The county money will go toward a contract with Jeff Kaszubski, a technician who will help collect the data.
Rich Daume, the city's GIS coordinator who is coordinating the project, said most of the work will include updating addresses. He said the fire department will also provide man-hours for the project. Because much of the project is being done in-house, Daume estimates the city's savings to be around $15,000.
"First, there will have to be a reviewing of addresses to make sure we've got them right," he said. "The actual lines we draw on the map need to have the addresses and they have to be right."
The city's current maps are not specific enough, Daume said. The position of the street lines need to be corrected a bit so they correspond perfectly to coordinates.
It will take about two months to collect the data, Daume said. After that, it will be up to the dispatchers to implement the data and make it useful with technology.
Cape Girardeau interim fire chief Mark Hasheider said, "We are months away from Phase II. There are a few items technologically that we have to implement. There are some other hardware needs that need to be put in place."
He added that such technology is more important in rural areas, but it does apply to the city as well.
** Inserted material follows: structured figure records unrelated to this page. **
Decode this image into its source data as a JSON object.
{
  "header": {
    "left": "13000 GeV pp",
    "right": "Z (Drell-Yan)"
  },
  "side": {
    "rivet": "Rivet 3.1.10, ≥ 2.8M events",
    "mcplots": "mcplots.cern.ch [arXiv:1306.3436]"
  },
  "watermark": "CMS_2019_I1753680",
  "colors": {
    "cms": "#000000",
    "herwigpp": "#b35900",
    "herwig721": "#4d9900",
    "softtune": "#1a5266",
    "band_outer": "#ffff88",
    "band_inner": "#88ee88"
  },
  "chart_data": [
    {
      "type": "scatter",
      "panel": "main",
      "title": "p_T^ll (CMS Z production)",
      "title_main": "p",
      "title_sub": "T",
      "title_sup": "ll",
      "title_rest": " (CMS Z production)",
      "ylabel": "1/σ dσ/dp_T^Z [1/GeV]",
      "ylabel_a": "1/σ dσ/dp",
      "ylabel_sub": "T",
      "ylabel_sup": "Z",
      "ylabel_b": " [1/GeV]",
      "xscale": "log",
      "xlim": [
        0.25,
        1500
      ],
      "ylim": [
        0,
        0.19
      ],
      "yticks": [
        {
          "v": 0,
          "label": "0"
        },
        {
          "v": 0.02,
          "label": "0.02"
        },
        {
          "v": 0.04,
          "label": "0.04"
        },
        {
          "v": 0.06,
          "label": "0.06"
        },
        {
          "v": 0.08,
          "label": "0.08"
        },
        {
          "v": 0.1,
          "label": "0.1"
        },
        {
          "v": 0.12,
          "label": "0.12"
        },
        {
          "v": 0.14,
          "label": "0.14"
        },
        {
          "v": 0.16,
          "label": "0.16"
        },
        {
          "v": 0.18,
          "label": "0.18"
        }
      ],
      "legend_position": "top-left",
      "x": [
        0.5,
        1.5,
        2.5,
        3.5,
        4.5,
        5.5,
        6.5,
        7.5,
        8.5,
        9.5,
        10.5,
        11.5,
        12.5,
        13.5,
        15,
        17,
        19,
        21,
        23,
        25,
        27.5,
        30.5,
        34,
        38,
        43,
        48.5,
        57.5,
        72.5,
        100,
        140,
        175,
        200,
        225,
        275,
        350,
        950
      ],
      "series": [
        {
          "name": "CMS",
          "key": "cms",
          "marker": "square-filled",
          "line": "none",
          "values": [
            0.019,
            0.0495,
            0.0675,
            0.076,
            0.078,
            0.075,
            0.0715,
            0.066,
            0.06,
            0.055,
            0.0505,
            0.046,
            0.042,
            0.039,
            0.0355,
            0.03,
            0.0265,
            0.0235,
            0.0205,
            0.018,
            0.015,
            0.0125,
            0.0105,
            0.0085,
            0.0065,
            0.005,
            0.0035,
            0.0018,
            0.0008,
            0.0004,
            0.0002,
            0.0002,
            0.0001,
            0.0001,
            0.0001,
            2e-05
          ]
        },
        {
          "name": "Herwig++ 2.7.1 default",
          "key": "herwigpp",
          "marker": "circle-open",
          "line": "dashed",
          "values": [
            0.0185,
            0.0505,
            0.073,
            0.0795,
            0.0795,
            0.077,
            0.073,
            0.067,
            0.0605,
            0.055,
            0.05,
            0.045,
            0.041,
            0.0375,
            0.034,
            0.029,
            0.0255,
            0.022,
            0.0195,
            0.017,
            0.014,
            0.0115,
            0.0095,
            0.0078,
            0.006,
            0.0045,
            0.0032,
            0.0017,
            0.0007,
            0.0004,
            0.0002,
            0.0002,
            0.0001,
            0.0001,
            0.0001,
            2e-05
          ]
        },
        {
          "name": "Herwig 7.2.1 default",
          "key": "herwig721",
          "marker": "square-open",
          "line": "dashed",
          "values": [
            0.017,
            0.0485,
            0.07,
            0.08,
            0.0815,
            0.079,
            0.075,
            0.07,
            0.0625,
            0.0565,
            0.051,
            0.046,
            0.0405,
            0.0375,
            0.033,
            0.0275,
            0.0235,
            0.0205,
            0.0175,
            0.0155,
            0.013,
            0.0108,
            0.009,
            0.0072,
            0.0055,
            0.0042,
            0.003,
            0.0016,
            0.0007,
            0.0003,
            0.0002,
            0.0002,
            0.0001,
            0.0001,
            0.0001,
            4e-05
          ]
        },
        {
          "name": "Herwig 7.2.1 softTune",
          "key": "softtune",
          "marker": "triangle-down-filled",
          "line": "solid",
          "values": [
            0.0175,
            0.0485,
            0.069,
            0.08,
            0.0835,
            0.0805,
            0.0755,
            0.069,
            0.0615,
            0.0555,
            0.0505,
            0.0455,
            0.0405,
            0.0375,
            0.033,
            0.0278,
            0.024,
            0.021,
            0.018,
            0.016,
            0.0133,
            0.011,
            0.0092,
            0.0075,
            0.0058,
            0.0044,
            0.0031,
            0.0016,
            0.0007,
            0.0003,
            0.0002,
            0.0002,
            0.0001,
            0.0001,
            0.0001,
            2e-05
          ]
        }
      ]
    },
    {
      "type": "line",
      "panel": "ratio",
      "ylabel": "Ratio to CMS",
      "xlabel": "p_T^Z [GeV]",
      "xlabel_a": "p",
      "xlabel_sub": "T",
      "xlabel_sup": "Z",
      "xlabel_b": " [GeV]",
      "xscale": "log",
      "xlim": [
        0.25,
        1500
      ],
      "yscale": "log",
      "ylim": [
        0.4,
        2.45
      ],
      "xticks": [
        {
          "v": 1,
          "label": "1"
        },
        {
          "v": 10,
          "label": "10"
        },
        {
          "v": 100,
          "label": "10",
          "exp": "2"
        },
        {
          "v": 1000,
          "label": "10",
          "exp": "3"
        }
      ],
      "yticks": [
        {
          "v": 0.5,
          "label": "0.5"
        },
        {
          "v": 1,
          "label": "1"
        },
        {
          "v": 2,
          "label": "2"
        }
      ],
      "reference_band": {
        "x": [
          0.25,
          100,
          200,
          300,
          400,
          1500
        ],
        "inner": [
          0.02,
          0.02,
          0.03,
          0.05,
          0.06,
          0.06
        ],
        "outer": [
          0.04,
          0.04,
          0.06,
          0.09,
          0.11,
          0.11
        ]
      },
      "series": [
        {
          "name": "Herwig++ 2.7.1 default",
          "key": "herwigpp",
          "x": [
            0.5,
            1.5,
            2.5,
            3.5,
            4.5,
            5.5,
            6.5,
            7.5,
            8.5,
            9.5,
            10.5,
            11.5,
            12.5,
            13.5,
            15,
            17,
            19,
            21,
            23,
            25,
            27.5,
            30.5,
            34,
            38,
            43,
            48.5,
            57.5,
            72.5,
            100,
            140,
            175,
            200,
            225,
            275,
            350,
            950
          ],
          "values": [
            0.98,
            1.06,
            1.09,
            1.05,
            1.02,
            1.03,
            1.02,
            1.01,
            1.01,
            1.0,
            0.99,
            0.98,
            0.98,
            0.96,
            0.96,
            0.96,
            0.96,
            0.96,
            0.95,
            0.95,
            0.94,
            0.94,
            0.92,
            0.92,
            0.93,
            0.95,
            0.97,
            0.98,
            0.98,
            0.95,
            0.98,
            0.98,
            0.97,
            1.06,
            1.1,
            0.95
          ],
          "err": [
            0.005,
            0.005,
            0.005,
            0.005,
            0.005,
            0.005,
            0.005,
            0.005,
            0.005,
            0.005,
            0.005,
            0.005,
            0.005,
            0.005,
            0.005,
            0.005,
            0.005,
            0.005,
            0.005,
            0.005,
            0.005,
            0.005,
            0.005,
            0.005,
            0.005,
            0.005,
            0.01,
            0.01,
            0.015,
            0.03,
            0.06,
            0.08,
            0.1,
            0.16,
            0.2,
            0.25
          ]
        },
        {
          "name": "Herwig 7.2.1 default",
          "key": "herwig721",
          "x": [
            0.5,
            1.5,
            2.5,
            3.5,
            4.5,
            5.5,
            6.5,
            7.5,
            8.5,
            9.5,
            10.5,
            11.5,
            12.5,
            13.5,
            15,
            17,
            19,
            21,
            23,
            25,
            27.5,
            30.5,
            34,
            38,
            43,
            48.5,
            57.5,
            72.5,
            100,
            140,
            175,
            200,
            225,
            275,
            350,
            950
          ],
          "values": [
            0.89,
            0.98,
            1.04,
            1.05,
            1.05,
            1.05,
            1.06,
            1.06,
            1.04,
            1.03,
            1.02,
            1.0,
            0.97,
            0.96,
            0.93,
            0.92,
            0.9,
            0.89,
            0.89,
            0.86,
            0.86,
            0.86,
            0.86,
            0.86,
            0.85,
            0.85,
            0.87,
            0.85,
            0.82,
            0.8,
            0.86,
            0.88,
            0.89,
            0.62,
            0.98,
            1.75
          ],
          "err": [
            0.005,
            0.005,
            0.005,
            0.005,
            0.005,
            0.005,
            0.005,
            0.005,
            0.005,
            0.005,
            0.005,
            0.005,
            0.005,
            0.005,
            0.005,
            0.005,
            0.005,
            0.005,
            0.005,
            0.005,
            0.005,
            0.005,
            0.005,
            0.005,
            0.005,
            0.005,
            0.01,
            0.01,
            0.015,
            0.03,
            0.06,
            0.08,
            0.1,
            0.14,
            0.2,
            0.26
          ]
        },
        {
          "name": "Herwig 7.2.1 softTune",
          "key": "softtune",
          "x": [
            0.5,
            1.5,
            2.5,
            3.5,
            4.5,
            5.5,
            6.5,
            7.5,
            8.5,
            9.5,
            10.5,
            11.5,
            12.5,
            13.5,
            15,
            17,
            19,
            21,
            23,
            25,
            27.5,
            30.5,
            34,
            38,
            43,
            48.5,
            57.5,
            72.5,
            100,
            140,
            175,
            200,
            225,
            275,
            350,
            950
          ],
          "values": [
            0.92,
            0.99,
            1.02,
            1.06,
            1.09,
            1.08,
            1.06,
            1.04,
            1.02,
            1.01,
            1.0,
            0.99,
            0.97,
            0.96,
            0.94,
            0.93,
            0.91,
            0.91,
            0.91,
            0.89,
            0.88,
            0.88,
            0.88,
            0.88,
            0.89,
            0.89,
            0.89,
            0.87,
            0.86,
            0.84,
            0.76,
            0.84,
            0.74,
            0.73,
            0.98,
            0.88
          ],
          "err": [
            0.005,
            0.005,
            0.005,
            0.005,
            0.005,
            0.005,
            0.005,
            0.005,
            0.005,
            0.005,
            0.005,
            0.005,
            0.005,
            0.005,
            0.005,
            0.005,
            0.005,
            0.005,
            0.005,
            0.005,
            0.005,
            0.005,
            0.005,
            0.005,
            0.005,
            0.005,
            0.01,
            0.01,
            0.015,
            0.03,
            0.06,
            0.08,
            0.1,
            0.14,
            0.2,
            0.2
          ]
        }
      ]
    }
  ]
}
"Take Big Bend Road, for instance," he said. "Homes on Big Bend are farther apart and farther off the road. Say you've been involved in an accident and you have to find out where you are. Sometimes we get calls like that where people are not familiar with that part of the city.
"With Phase II wireless, it will attribute a latitude and longitude coordinate to an address. Our addressing system we have now is working well, but we're moving into the next era of information and we want the maps to be 911 grade."